Hepatitis C is a serious liver disease caused by the hepatitis C virus.
It’s usually transferred through coming into contact with the blood of someone who has hepatitis C.
Types of hepatitis C
Hepatitis C can be:
- Acute: a short-term illness that you can get soon after you’re exposed to infected blood
- Chronic: a long-term or lifetime infection that can lead to serious liver problems.
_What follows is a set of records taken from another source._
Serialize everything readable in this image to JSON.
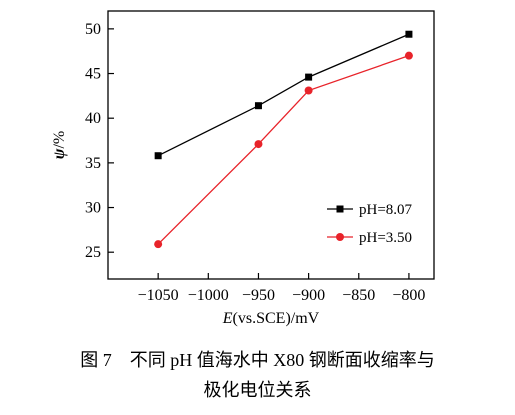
{
  "chart_data": {
    "type": "line",
    "x": [
      -1050,
      -950,
      -900,
      -800
    ],
    "series": [
      {
        "name": "pH=8.07",
        "values": [
          35.8,
          41.4,
          44.6,
          49.4
        ],
        "color": "#000000",
        "marker": "square"
      },
      {
        "name": "pH=3.50",
        "values": [
          25.9,
          37.1,
          43.1,
          47.0
        ],
        "color": "#e8232a",
        "marker": "circle"
      }
    ],
    "xlim": [
      -1100,
      -775
    ],
    "ylim": [
      22,
      52
    ],
    "xticks": [
      -1050,
      -1000,
      -950,
      -900,
      -850,
      -800
    ],
    "yticks": [
      25,
      30,
      35,
      40,
      45,
      50
    ],
    "xtick_labels": [
      "−1050",
      "−1000",
      "−950",
      "−900",
      "−850",
      "−800"
    ],
    "ytick_labels": [
      "25",
      "30",
      "35",
      "40",
      "45",
      "50"
    ],
    "xlabel": {
      "italic": "E",
      "rest": "(vs.SCE)/mV"
    },
    "ylabel": {
      "italic": "ψ",
      "rest": "/%"
    },
    "legend_position": "bottom-right",
    "grid": false
  },
  "caption": {
    "line1": "图 7　不同 pH 值海水中 X80 钢断面收缩率与",
    "line2": "极化电位关系"
  }
}
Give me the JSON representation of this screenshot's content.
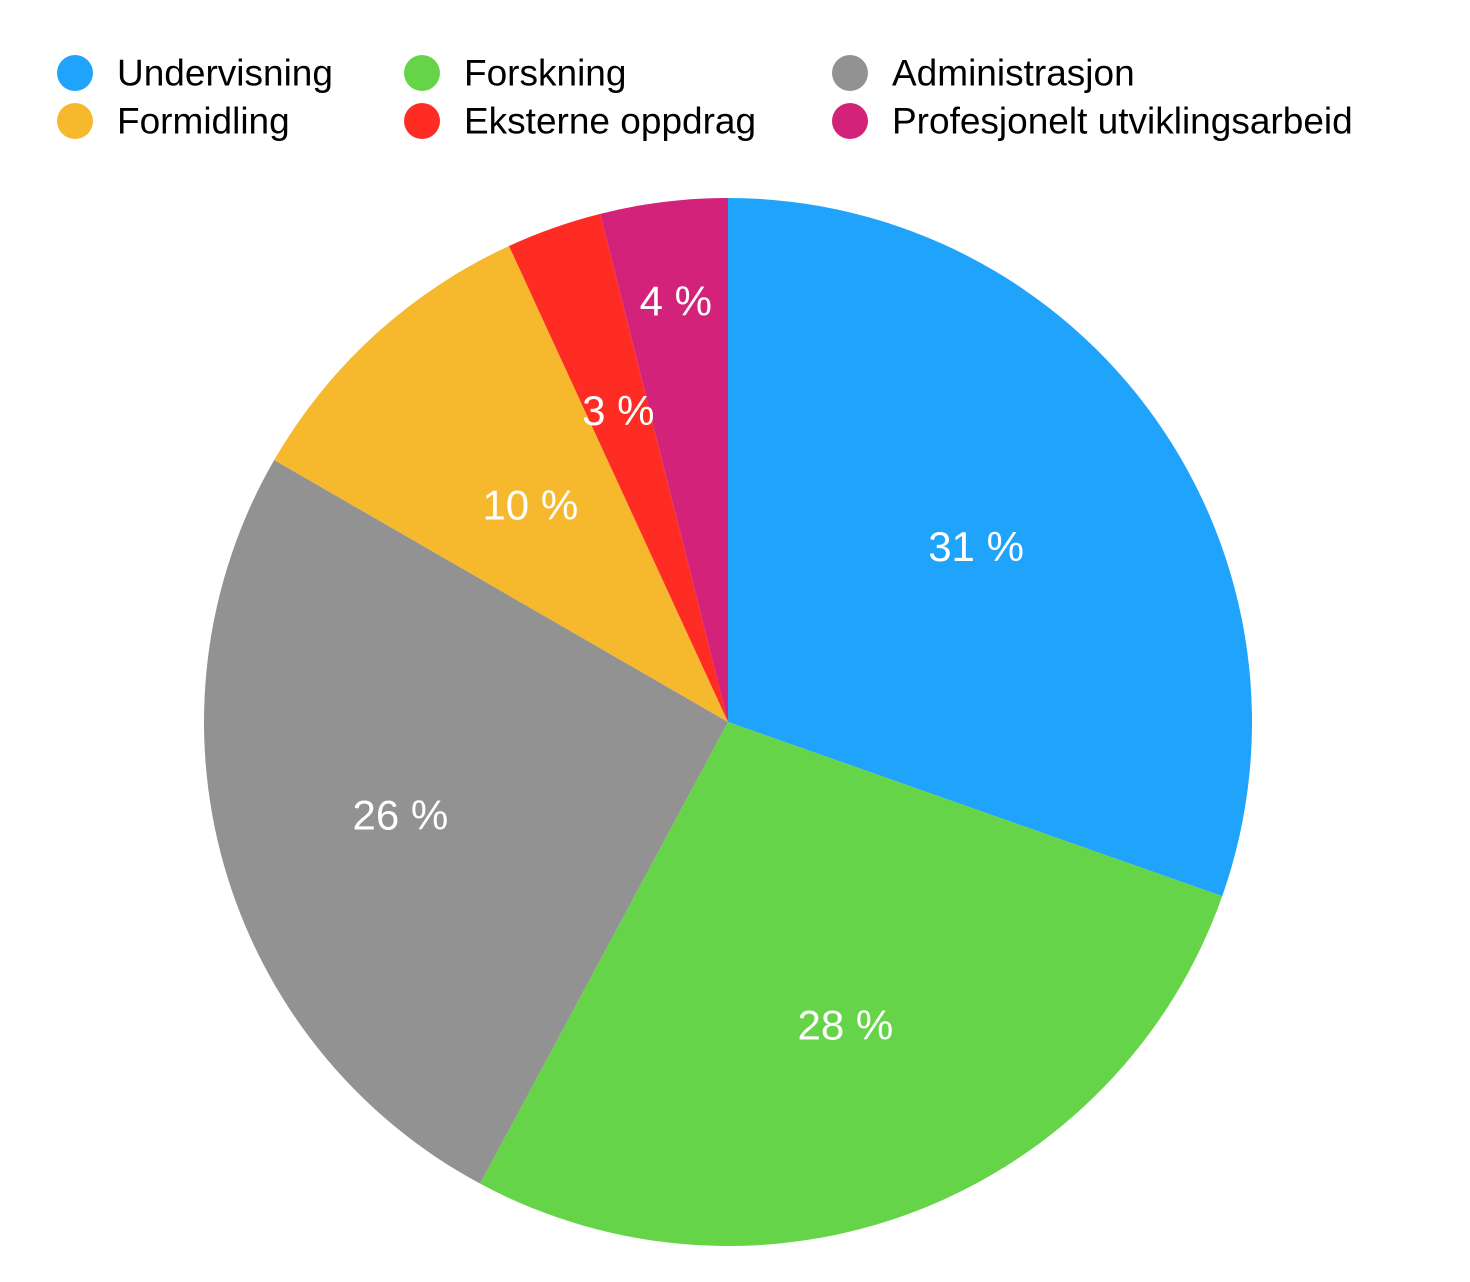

Around 75 to 85 per cent of people who have acute hepatitis C develop chronic hepatitis C infection. The rest recover without treatment.
You can have chronic hepatitis C without having any symptoms.
What causes hepatitis C?
Most people with hepatitis C are infected through the transfer of blood from someone with the virus – even microscopic amounts of blood can transfer the virus. In about 6% of cases, a pregnant mother can transfer the virus to her baby, especially if she also has HIV. Breastfeeding is usually safe for mothers who have hepatitis C.
You’re at greater risk of being infected with hepatitis C if you have:
- ever used intravenous drugs
- had sex with someone with hepatitis C
- received a blood transfusion before 1990
- had a needle stick or other injury
- had a tattoo or piercing in a facility with poor hygiene
- spent a long time on dialysis
- have HIV.
Hepatitis C symptoms
Acute hepatitis C
Most people with acute hepatitis C don’t have any symptoms. However, you may experience:
- nausea or vomiting
- loss of appetite
- abdominal pain
- joint pain
- dark urine
- clay-colored bowel movements (poo)
- jaundice – a yellowing of the skin and eyes.
Symptoms usually appear six or seven weeks after exposure to the virus.
Chronic hepatitis C
Some people have chronic hepatitis C for many years without knowing it or having any symptoms. But the virus can still be causing serious damage to their liver.
Diagnosis and treatment of hepatitis C
You should see a doctor if you think you might have hepatitis C.
If blood tests show you have it, you will often be prescribed medication. New drugs are now available in Australia that can cure up to 95% of people with hepatitis C, with few side effects.
If you have an acute infection the medication will reduce the chances of it developing into chronic hepatitis C.
You should avoid alcohol if you have hepatitis.
Hepatitis C prevention
There’s no vaccination against hepatitis C.
Practicing safe sex and avoiding blood-to-blood contact can help prevent it.
You should also avoid sharing needles, syringes or other equipment when injecting medication or drugs.
If you have hepatitis C, you cannot donate blood or sperm.